Ceux qui contestent le verdict des urnes dès lors que celui-ci leur est défavorable, bien qu'acquis lors un scrutin régulier, sont des ennemis de la démocratie et des ennemis du peuple; la Déclaration des Droits de l'Homme de 1789 nous prescrit dans un tel cas de nous unir en vue résister à leur oppression. Je crois toujours en une Europe des Nations, seule à mon avis à pouvoir satisfaire des peuples aux visées pas toujours strictement identiques, fort heureusement d'ailleurs. Je n'ai jamais cru en revanche à une Europe supranationale, raison de mon vote négatif à Maastricht. Malheureusement, le fanatisme européiste d'une minorité va définitivement tuer les deux conceptions de l'Europe. Bientôt, les peuples échaudés ne voudront plus ni de l'une ni de l'autre et le feront savoir (par la violence s'ils continuent à être ainsi déconsidérés).

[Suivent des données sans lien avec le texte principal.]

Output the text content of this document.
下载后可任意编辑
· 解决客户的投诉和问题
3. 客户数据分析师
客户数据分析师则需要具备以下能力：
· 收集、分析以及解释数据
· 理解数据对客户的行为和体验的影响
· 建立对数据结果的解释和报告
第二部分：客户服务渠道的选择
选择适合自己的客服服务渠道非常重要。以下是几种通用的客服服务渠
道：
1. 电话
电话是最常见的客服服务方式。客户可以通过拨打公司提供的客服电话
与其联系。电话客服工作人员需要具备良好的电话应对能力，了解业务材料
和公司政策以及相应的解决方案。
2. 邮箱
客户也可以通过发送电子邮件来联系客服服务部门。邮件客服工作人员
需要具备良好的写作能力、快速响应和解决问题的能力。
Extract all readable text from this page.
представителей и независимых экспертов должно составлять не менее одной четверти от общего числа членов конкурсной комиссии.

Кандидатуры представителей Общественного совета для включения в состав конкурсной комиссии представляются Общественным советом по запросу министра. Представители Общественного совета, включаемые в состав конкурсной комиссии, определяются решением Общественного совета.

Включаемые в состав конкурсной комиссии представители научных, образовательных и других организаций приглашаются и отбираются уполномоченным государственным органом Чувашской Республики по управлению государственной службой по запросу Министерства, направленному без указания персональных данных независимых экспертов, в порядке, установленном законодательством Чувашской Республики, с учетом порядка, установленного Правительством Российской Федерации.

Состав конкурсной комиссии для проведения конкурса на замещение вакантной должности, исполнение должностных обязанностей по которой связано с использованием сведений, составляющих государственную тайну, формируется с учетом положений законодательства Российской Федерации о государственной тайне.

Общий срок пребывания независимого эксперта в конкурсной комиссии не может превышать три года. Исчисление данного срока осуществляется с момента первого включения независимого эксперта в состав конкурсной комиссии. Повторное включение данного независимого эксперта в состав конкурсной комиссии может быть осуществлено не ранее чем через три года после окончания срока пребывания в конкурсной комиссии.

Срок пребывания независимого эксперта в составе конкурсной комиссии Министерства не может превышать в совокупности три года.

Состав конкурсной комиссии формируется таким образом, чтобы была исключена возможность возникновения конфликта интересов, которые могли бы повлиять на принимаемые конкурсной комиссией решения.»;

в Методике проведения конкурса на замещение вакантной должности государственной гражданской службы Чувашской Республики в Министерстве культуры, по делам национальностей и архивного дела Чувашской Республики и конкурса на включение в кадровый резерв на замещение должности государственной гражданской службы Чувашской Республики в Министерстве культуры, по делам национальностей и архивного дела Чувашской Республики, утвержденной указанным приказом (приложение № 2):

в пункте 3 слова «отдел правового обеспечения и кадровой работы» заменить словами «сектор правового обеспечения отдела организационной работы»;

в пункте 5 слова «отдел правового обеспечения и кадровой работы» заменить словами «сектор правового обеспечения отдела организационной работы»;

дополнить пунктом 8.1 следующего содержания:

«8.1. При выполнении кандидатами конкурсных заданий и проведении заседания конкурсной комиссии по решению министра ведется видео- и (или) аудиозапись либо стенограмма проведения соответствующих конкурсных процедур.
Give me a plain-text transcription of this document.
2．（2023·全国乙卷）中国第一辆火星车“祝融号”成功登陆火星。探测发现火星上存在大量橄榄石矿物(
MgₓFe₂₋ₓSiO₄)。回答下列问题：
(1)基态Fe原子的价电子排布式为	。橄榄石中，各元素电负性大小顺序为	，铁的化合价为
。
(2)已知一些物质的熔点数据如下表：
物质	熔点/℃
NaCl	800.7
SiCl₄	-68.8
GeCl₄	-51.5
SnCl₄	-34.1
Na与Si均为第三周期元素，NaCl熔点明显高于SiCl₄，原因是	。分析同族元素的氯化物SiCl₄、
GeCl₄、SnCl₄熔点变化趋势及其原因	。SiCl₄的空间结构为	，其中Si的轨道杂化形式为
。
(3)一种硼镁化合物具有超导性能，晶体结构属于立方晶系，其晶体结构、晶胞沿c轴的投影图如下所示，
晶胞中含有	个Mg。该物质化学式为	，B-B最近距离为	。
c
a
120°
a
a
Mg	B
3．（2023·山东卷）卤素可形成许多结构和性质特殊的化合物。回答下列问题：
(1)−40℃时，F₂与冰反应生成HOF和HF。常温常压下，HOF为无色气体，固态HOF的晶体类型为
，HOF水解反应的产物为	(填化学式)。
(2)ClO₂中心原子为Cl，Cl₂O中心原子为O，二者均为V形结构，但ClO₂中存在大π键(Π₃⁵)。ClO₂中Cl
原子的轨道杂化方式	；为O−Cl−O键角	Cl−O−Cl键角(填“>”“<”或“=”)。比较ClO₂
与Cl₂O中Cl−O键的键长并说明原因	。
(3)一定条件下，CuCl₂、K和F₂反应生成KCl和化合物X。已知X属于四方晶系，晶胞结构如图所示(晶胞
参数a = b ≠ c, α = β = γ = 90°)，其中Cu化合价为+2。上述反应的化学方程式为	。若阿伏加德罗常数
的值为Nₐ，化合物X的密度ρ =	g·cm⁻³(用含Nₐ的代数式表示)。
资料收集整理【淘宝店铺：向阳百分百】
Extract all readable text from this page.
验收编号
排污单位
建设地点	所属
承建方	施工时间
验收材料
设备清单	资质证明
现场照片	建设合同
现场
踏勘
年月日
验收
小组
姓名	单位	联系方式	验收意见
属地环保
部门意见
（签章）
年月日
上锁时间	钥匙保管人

L'idée même d'Europe leur sera devenue insupportable: "L'Europe nous méprise ? Rendons lui la pareille ! Achevons la, à coups de talon si besoin est". Ce serait fort regrettable d'en arriver là.

Et pourtant, par la faute d'idéologues extrémistes, il y a péril aujourd'hui, hélas, à imaginer même une Europe des Nations : si par maladresse ou par calcul, son texte fondateur venait à manquer de la nécessaire exigence de respect de la volonté des peuples et de son corollaire, la souveraineté des nations, vous la verriez bientôt se métamorphoser sous vos yeux, victime de l'influence, du noyautage, de la phagocytose, de la subversion métastasique d'affairistes de tout poil, soucieux au premier chef de s'enrichir au delà du raisonnable bien plus que du Bien Commun et qui n'auraient de cesse de la voir transformer en une version laissez-fairiste et atlantiste de l'ex-URSS. L'européisme, comme naguère le communisme ou le fascisme est intrinsèquement pervers, parce que porteur des gènes d'un totalitarisme larvé, d'autant plus redoutable qu'il avance masqué. Le mot de la fin est avis d'expert: celui de l'ancien dissident de l'Union Soviétique, Vladimir Boukovsky. Il a récemment écrit, à l'adresse des peuples européens : "j'ai vécu dans votre futur et ça n'a pas marché".